POSIX question

Started by Radosław Smoguraover 14 years ago13 messages
#1Radosław Smogura
rsmogura@softperience.eu

Hello,

I had some idea with hugepagse, and I read why PostgreSQL doesn't
support POSIX (need of nattach). During read about POSIX/SysV I found
this (thread about dynamic chunking shared memory).

http://archives.postgresql.org/pgsql-hackers/2010-08/msg00586.php

When playing with mmap I done some approach how to deal with growing
files, so...

Maybe this approach could resolve both of above problems (POSIX and
dynamic shared memory). Here is idea:

1. mmap some large amount of anonymous virtual memory (this will be
maximum size of shared memory).
2. init small SysV chunk for shmem header (to keep "fallout"
requirements)
3. SysV remap is Linux specific so unmap few 1st vm pages of step 1.
and attach there (2.)
3. a. Lock header when adding chunks (1st chunk is header) (we don't
want concurrent chunk allocation)
4. allocate some other chunks of shared memory (POSIX is the best way)
and put it in shmem header, put there information like chunk id/name, is
this POSIX or SysV, some useful flags (hugepage?) needed by reattaching,
attach those in 1.
4b. unlock 3a

Point 1. will no eat memory, as memory allocation is delayed and in
64bit platforms you may reserve quite huge chunk of this, and in future
it may be possible using mmap / munmap to concat chunks / defrag it etc.

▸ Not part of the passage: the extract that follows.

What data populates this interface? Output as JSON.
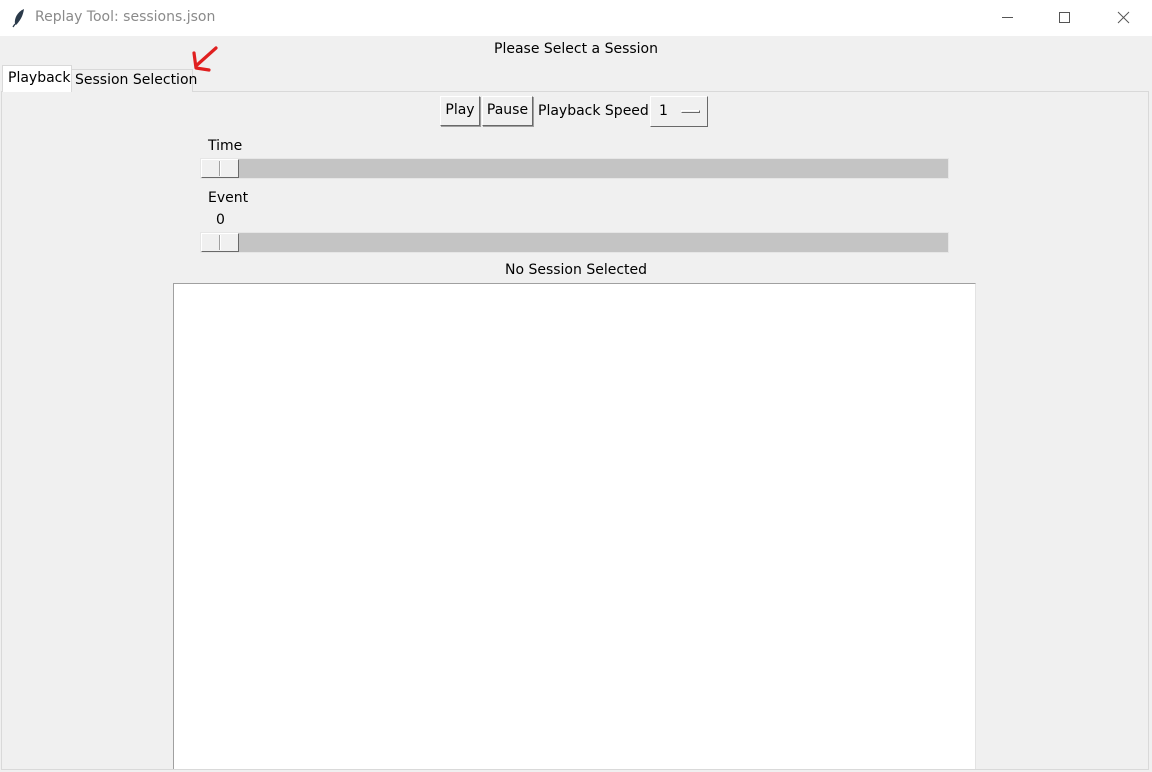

Mmap guarants that mmaping with mmap_fixed over already mmaped area
will unmap old.

A working "preview" changeset applied for sysv_memory.c maybe quite
small.

If someone will want to "extend" memory, he may add new chunk (ofcourse
to keep header memory continuous number of chunks is limited).

What do you think about this?

Regards,
Radek

#2Florian Pflug
fgp@phlo.org
In reply to: Radosław Smogura (#1)
Re: POSIX question

On Jun20, 2011, at 15:27 , Radosław Smogura wrote:

1. mmap some large amount of anonymous virtual memory (this will be maximum size of shared memory).
...
Point 1. will no eat memory, as memory allocation is delayed and in 64bit platforms you may reserve quite huge chunk of this, and in future it may be possible using mmap / munmap to concat chunks / defrag it etc.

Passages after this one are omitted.